Status as at January 2019

Brief summary

The aim of double taxation agreements (DTAs) is to avoid double taxation and thereby overcome obstacles for crossborder economic transactions. In spring 2009, the Federal Council decided to extend administrative assistance in tax matters, which is also set out in DTAs, and adopt Article 26 of the OECD Model Convention. Group requests have also been permitted since February 2013. Since August 2014, in exceptional cases, persons who are the subject of an administrative assistance request can be notified only after data has been disclosed.


Favourable conditions for international business activities

DTAs set out the right of taxation for individuals and legal entities. In this regard, the withholding taxes on dividends, interest and royalty payments should be eliminated or reduced insofar as possible. These provisions facilitate the activities of the export sector; they promote investment in Switzerland and thereby contribute to prosperity in Switzerland and in the relevant partner country.

In view of the global integration of the economy, Switzerland has for many years been expanding the network of DTAs with the country's most important trading partners. This should prevent the Swiss economy from being placed at a disadvantage relative to foreign competitors. At the same time, the Federal Council is striving to continually adapt the existing agreements to new developments in the European Union and OECD regions, and thereby to improve them.

Principles of Switzerland's DTA policy

With its DTA policy, Switzerland is pursuing the objective of effectively avoiding double taxation, achieving legal security, promoting the bilateral exchange of goods and services, and facilitating direct investments between partner states.Switzerland's agreement policy is geared towards the following principles:

  • Competitiveness in relation to other business locations: DTAs with conditions which are as favourable as those of other important alternative locations are to be concluded. This is a precondition for Switzerland to make investments in partner states.
  • Taxation according to economic capability: taxation should be geared to the success achieved by a company. Here, the expenses incurred should be taken into account in addition to revenue.
  • Efficiency: the tax revenues resulting from the allocation of the right to levy tax should be in a reasonable proportion to the collection work for the tax administrations and companies.
  • Mutuality (effective reciprocity): both contracting countries should be able to exercise the right to tax that income which has been allocated to them as the source state in the agreement.

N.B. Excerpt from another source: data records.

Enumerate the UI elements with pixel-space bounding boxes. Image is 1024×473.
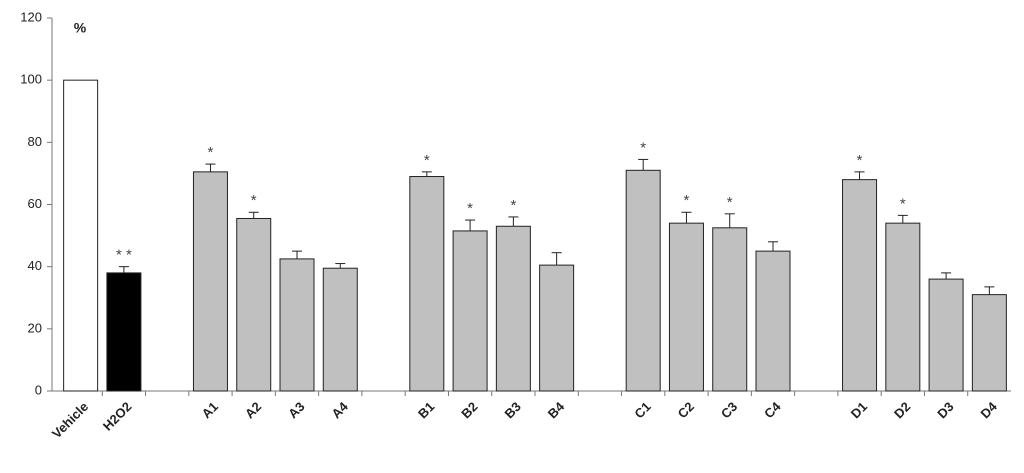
significance-mark: *	[208, 144, 214, 161]
significance-mark: *	[424, 152, 430, 169]
bar	[712, 227, 748, 392]
x-tick-label: B1	[415, 399, 437, 421]
significance-mark: *	[467, 200, 473, 217]
y-tick-label: 60	[28, 196, 42, 211]
x-tick-label: B4	[545, 398, 568, 421]
x-tick-label: A1	[199, 399, 221, 421]
y-tick-label: 80	[28, 134, 42, 149]
x-tick-label: A2	[242, 399, 264, 421]
y-axis-label: %	[74, 20, 87, 36]
x-tick-label: C4	[761, 398, 784, 421]
y-tick-label: 120	[20, 9, 42, 24]
x-tick-label: A3	[285, 399, 307, 421]
x-tick-label: C2	[675, 399, 697, 421]
x-tick-label: C3	[718, 399, 740, 421]
x-tick-label: C1	[631, 399, 653, 421]
significance-mark: *	[727, 194, 733, 211]
y-tick-label: 40	[28, 258, 42, 273]
x-tick-label: B2	[458, 399, 480, 421]
significance-mark: *	[510, 197, 516, 214]
significance-mark: *	[900, 195, 906, 212]
bar	[842, 179, 878, 392]
bar	[668, 222, 704, 392]
bar	[625, 169, 661, 392]
bar	[63, 79, 99, 392]
bar	[409, 176, 445, 392]
bar	[928, 278, 964, 392]
significance-mark: *	[684, 192, 690, 209]
y-tick-label: 100	[20, 72, 42, 87]
bar	[755, 250, 791, 392]
bar	[539, 264, 575, 392]
bar	[452, 230, 488, 392]
x-tick-label: B3	[502, 399, 524, 421]
significance-mark: *	[640, 139, 646, 156]
x-tick-label: H2O2	[100, 399, 135, 434]
x-tick-label: D1	[848, 399, 870, 421]
bar	[971, 294, 1007, 392]
y-tick-label: 20	[28, 320, 42, 335]
bar	[192, 171, 228, 392]
bar	[279, 258, 315, 392]
bar	[495, 225, 531, 392]
bar	[236, 217, 272, 392]
x-tick-label: Vehicle	[49, 399, 91, 441]
bar	[106, 272, 142, 392]
significance-mark: *	[857, 152, 863, 169]
x-tick-label: D2	[891, 399, 913, 421]
x-tick-label: A4	[328, 398, 351, 421]
x-tick-label: D3	[934, 399, 956, 421]
significance-mark: * *	[116, 247, 132, 264]
bar	[885, 222, 921, 392]
x-tick-label: D4	[978, 398, 1001, 421]
significance-mark: *	[251, 192, 257, 209]
y-tick-label: 0	[35, 382, 42, 397]
bar	[322, 267, 358, 392]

Expansion of administrative assistance in DTAs

In March 2009, the Federal Council decided to extend administrative assistance in tax matters and to include the provisions of Article 26 of the OECD Model Convention in new and existing double taxation agreements. Since then, Switzerland has negotiated agreements which contain the new administrative assistance provisions with various countries.

On 18 July 2012, the OECD further interpreted the provisions on administrative assistance in accordance with Article 26 of its Model Convention. International administrative assistance now has to be granted also for groups of taxpayers and not only in individual cases. In the case of group requests, the persons concerned must be identified by means of specific search criteria. So-called fishing expeditions, i.e. requests without concrete indications, remain expressly prohibited.

As a member of the OECD, Switzerland had to write the changes into national law. Switzerland's Tax Administrative Assistance Act (TAAA) entered into force on 1 February 2013.

A partial revision of the TAAA became necessary in order to be in line with international standards. Since 1 August 2014, in exceptional cases, persons who are the subject of an administrative assistance request can be notified only after data has been disclosed. An exception would be justified if prior notification would jeopardise an investigation, for example.